Not that it was ever all that simple. Rozika Parker, in her classic feminist tome
The Subversive Stitch, traces the history of embroidery from medieval times, when it was practiced by both men and women, to the late 19th century, as it evolved into a quintessentially feminine activity. Her argument: that a medium destined to preoccupy the leisure hours of middle-class women (who might otherwise be off fomenting revolution) could also provide, if not a way out, then at least expressions of resistance. (“Polly Cook did this,” an 18th-century schoolgirl’s sampler states, “and hated every stitch she did in it.”)
Many of the more successful works here trade on that ambivalent history. Romanian-born Andrea Dezs’s wistful and satirical Lessons From My Mother— a series of 48 white cotton squares deftly embroidered with superstitions and folk wisdom—conjures the dark heart of Transylvanian womanhood in words and pictograms. (“My mother claimed that you can get hepatitis from a handshake . . . that if you drink too much water a frog grows in your stomach . . . that a woman’s legs are so strong no man can spread them unless she lets him . . . “) The antique toy bed in Tamar Stone’s A Case of Confinement, whose linens and mattress are stitched with archival quotes recounting the terrors and trials of childbirth, seems at once a plaything and a prison, a theater for the ritualized reenactment of traumatic memory. (Charles Le Dray, take note.)

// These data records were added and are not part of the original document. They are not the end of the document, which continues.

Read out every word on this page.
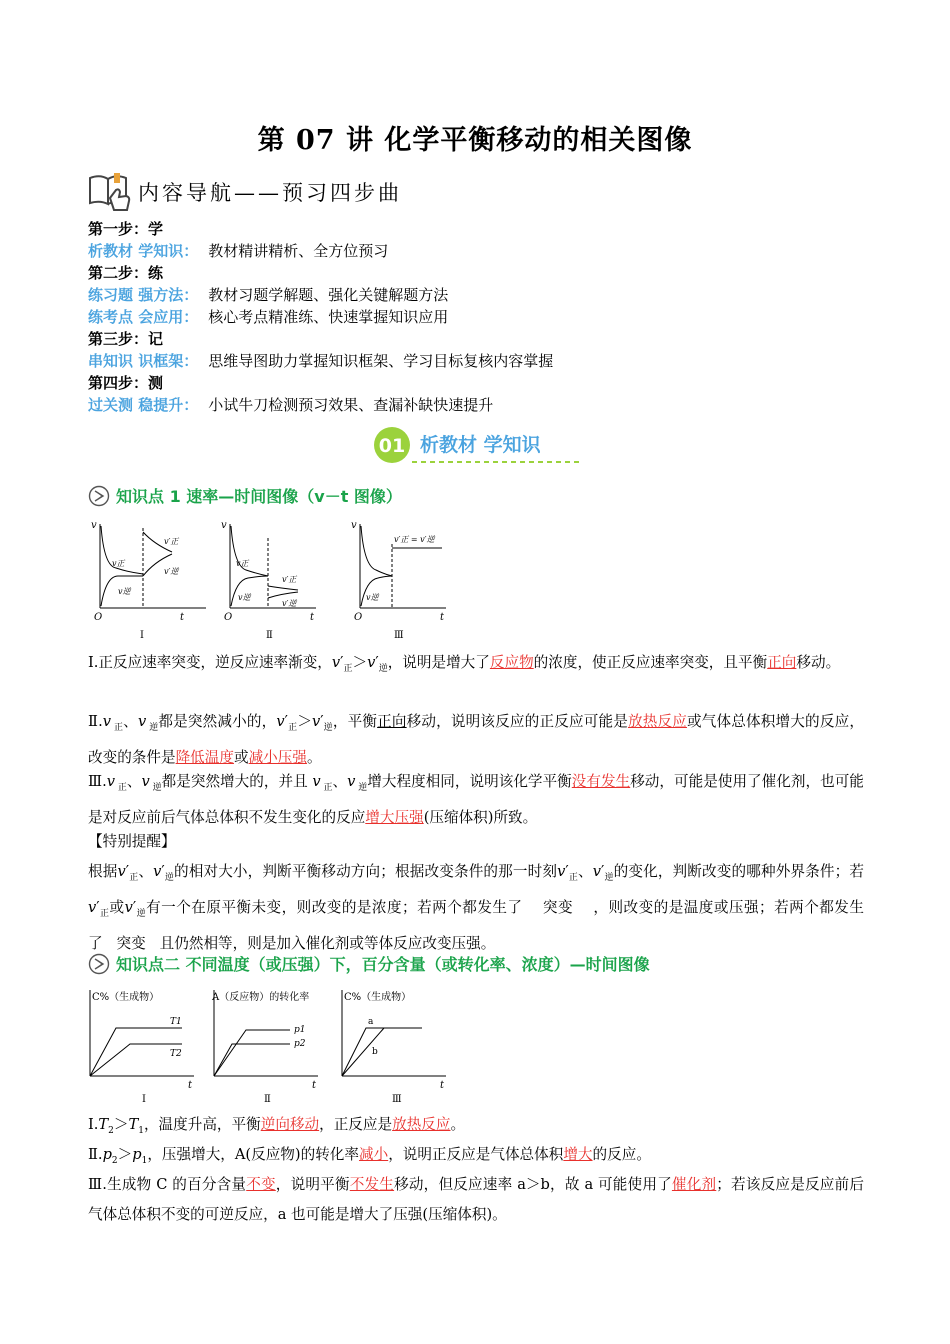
第 07 讲 化学平衡移动的相关图像
内容导航——预习四步曲
第一步：学
析教材 学知识： 教材精讲精析、全方位预习
第二步：练
练习题 强方法： 教材习题学解题、强化关键解题方法
练考点 会应用： 核心考点精准练、快速掌握知识应用
第三步：记
串知识 识框架： 思维导图助力掌握知识框架、学习目标复核内容掌握
第四步：测
过关测 稳提升： 小试牛刀检测预习效果、查漏补缺快速提升
01 析教材 学知识
知识点 1 速率—时间图像（v－t 图像）
v
t
O
v正
v逆
v′正
v′逆
Ⅰ
v
t
O
v正
v逆
v′正
v′逆
Ⅱ
v
t
O
v′正 = v′逆
v逆
Ⅲ
Ⅰ.正反应速率突变，逆反应速率渐变，$v'_正>v'_逆$，说明是增大了反应物的浓度，使正反应速率突变，且平衡正向移动。
Ⅱ.v $_正$、v $_逆$都是突然减小的，$v'_正>v'_逆$，平衡正向移动，说明该反应的正反应可能是放热反应或气体总体积增大的反应，改变的条件是降低温度或减小压强。
Ⅲ.v $_正$、v $_逆$都是突然增大的，并且 v $_正$、v $_逆$增大程度相同，说明该化学平衡没有发生移动，可能是使用了催化剂，也可能是对反应前后气体总体积不发生变化的反应增大压强(压缩体积)所致。
【特别提醒】
根据$v'_正$、$v'_逆$的相对大小，判断平衡移动方向；根据改变条件的那一时刻$v'_正$、$v'_逆$的变化，判断改变的哪种外界条件；若$v'_正$或$v'_逆$有一个在原平衡未变，则改变的是浓度；若两个都发生了 突变 ，则改变的是温度或压强；若两个都发生了 突变 且仍然相等，则是加入催化剂或等体反应改变压强。
知识点二 不同温度（或压强）下，百分含量（或转化率、浓度）—时间图像
C%（生成物）
t
T1
T2
Ⅰ
A（反应物）的转化率
t
p1
p2
Ⅱ
C%（生成物）
t
a
b
Ⅲ
$Ⅰ.T_2>T_1$，温度升高，平衡逆向移动，正反应是放热反应。
$Ⅱ.p_2>p_1$，压强增大，A(反应物)的转化率减小，说明正反应是气体总体积增大的反应。
Ⅲ.生成物 C 的百分含量不变，说明平衡不发生移动，但反应速率 a＞b，故 a 可能使用了催化剂；若该反应是反应前后气体总体积不变的可逆反应，a 也可能是增大了压强(压缩体积)。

Freud, in his day, saw a link between embroidery and fantasy, noting (in his and Josef Breuer’s early work, Studies on Hysteria) the “daydreams . . . to which needlework and other similar occupations render women especially prone.” Several artists play off the sense of containment that embroidery evokes—the domestic sphere, the close work—with free-floating imagery, near to dreams and the unconscious. The illustrator Maira Kalman poetically juxtaposes stitched quotations from Goethe’s Faust with embroidered doodles; Tilleke Schwarz’s “samplers” are graffiti-like palimpsests, composed of bits of found language, to-do lists, and other detritus of daily life.

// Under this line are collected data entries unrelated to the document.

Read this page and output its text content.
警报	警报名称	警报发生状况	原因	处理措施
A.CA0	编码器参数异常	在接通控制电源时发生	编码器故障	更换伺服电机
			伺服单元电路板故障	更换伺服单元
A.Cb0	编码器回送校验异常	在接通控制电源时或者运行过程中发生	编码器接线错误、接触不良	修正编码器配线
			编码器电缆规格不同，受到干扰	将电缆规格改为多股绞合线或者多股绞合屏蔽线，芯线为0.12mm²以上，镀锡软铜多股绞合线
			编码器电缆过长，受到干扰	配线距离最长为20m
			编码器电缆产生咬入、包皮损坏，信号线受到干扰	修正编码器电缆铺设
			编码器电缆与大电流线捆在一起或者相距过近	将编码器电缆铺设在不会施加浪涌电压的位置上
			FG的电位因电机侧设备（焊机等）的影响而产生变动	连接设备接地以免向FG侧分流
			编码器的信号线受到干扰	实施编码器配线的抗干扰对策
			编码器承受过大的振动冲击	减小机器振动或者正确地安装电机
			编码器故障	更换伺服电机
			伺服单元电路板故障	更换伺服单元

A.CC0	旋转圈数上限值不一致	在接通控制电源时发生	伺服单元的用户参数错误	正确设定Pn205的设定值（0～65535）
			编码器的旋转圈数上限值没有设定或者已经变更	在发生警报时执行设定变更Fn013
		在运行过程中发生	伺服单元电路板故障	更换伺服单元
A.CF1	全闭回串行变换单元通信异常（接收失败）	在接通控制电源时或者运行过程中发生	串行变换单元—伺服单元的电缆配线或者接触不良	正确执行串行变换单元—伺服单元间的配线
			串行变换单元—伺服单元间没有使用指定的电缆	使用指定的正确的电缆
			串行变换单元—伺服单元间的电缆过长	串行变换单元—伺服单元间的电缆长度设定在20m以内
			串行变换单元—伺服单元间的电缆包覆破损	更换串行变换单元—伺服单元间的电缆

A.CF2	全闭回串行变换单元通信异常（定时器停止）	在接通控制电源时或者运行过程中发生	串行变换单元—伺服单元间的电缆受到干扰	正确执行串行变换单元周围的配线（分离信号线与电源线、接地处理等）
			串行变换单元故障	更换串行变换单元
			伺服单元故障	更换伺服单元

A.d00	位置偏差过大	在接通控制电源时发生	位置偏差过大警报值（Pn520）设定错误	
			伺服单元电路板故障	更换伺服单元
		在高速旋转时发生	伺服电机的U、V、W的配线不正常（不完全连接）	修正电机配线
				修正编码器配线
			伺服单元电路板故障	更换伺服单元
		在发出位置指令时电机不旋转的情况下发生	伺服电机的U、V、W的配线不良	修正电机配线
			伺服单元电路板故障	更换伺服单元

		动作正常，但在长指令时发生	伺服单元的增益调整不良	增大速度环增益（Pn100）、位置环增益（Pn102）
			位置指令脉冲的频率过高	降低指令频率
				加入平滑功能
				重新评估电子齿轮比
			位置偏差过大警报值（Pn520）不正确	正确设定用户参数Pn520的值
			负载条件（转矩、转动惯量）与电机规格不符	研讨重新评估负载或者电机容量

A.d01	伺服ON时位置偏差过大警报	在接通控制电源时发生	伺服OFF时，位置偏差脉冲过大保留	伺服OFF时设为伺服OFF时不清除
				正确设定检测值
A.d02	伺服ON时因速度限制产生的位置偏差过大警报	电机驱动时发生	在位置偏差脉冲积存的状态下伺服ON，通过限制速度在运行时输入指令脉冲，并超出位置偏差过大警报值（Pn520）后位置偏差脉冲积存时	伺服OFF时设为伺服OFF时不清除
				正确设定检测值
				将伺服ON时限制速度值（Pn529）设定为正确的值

Angelo Filomeno, who apprenticed to a tailor during his childhood in Southern Italy and later deployed his talents in Milan’s fashion industry, uses virtuoso needlework in the service of an ornate and highly personal surrealism: lushly embroidered, blood-red floral motifs exploding from the eye socket of a skeleton. And Elaine Reichek marries humility and transcendence with her panel of delicately stitched fragments of poetry and cloud formations appropriated from paintings by artists from Poussin to Gerhard Richter: the Romantic sublime translated into a humdrum feminine preoccupation. How many others sitting quietly in the corners of drawing rooms-—heads bent diligently over workbaskets filled with darning and tatting or embroidery hoops—had trained their inner eyes on the empyrean heavens? We will never know.